Saran saya, jangan ragu untuk menanyakan status dapur kepada manajer restoran, terutama mengenai penggunaan angciu (alkohol masak) yang terkadang masih digunakan di beberapa restoran berstatus bebas babi. Menurut opini kami, pemisahan konsep antara “Restaurant” dan “Chef’s Table” merupakan langkah manajemen yang baik untuk menghormati diversitas konsumen di Indonesia. Rekomendasi terbaik kami adalah pilihlah gerai di Plaza Senayan untuk pengalaman dining bebas babi yang paling konsisten.
Sumber Referensi
FAQ (Pertanyaan yang Sering Diajukan)
Apakah Xiao Long Bao di Din Tai Fung Plaza Senayan mengandung babi?

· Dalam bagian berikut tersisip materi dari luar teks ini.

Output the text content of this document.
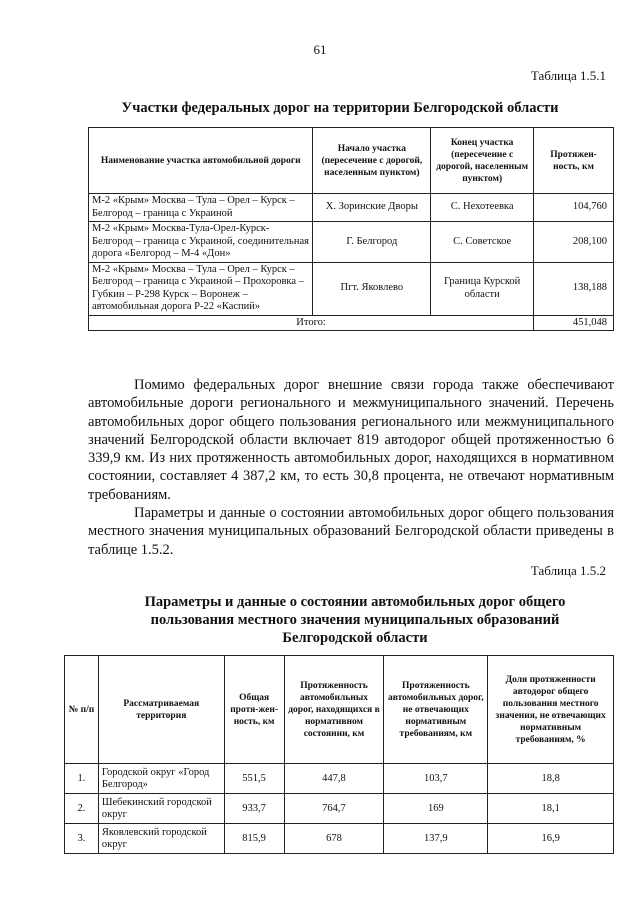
61
Таблица 1.5.1
Участки федеральных дорог на территории Белгородской области
Наименование участка автомобильной дороги	Начало участка (пересечение с дорогой, населенным пунктом)	Конец участка (пересечение с дорогой, населенным пунктом)	Протяжен-ность, км
М-2 «Крым» Москва – Тула – Орел – Курск – Белгород – граница с Украиной	Х. Зоринские Дворы	С. Нехотеевка	104,760
М-2 «Крым» Москва-Тула-Орел-Курск-Белгород – граница с Украиной, соединительная дорога «Белгород – М-4 «Дон»	Г. Белгород	С. Советское	208,100
М-2 «Крым» Москва – Тула – Орел – Курск – Белгород – граница с Украиной – Прохоровка – Губкин – Р-298 Курск – Воронеж – автомобильная дорога Р-22 «Каспий»	Пгт. Яковлево	Граница Курской области	138,188
Итого:			451,048

Помимо федеральных дорог внешние связи города также обеспечивают автомобильные дороги регионального и межмуниципального значений. Перечень автомобильных дорог общего пользования регионального или межмуниципального значений Белгородской области включает 819 автодорог общей протяженностью 6 339,9 км. Из них протяженность автомобильных дорог, находящихся в нормативном состоянии, составляет 4 387,2 км, то есть 30,8 процента, не отвечают нормативным требованиям.

Параметры и данные о состоянии автомобильных дорог общего пользования местного значения муниципальных образований Белгородской области приведены в таблице 1.5.2.

Таблица 1.5.2
Параметры и данные о состоянии автомобильных дорог общего пользования местного значения муниципальных образований Белгородской области
№ п/п	Рассматриваемая территория	Общая протя-жен-ность, км	Протяженность автомобильных дорог, находящихся в нормативном состоянии, км	Протяженность автомобильных дорог, не отвечающих нормативным требованиям, км	Доля протяженности автодорог общего пользования местного значения, не отвечающих нормативным требованиям, %
1.	Городской округ «Город Белгород»	551,5	447,8	103,7	18,8
2.	Шебекинский городской округ	933,7	764,7	169	18,1
3.	Яковлевский городской округ	815,9	678	137,9	16,9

Tidak. Xiao Long Bao di gerai Plaza Senayan menggunakan daging ayam dan kepiting sebagai isian utamanya, karena gerai tersebut mengikuti konsep bebas babi.
Bagaimana cara membedakan gerai halal dan non-halal di lapangan?
Cara termudah adalah melihat papan nama depan restoran. Jika tertulis “Chef’s Table”, hampir bisa dipastikan gerai tersebut menyajikan menu babi.
Apakah menu sayuran di cabang Chef’s Table aman dikonsumsi?
Secara syariat, jika peralatan masak (wajan, spatula) digunakan bergantian untuk mengolah babi dan sayuran, maka hidangan tersebut menjadi tidak halal. Disarankan menghindarinya.
Apakah Din Tai Fung sudah memiliki sertifikat Halal MUI?
Beberapa cabang tertentu sedang dalam proses pengajuan atau sudah memiliki status No Pork No Lard, namun status sertifikasi kolektif secara nasional harus selalu dicek melalui aplikasi “Halal MUI”.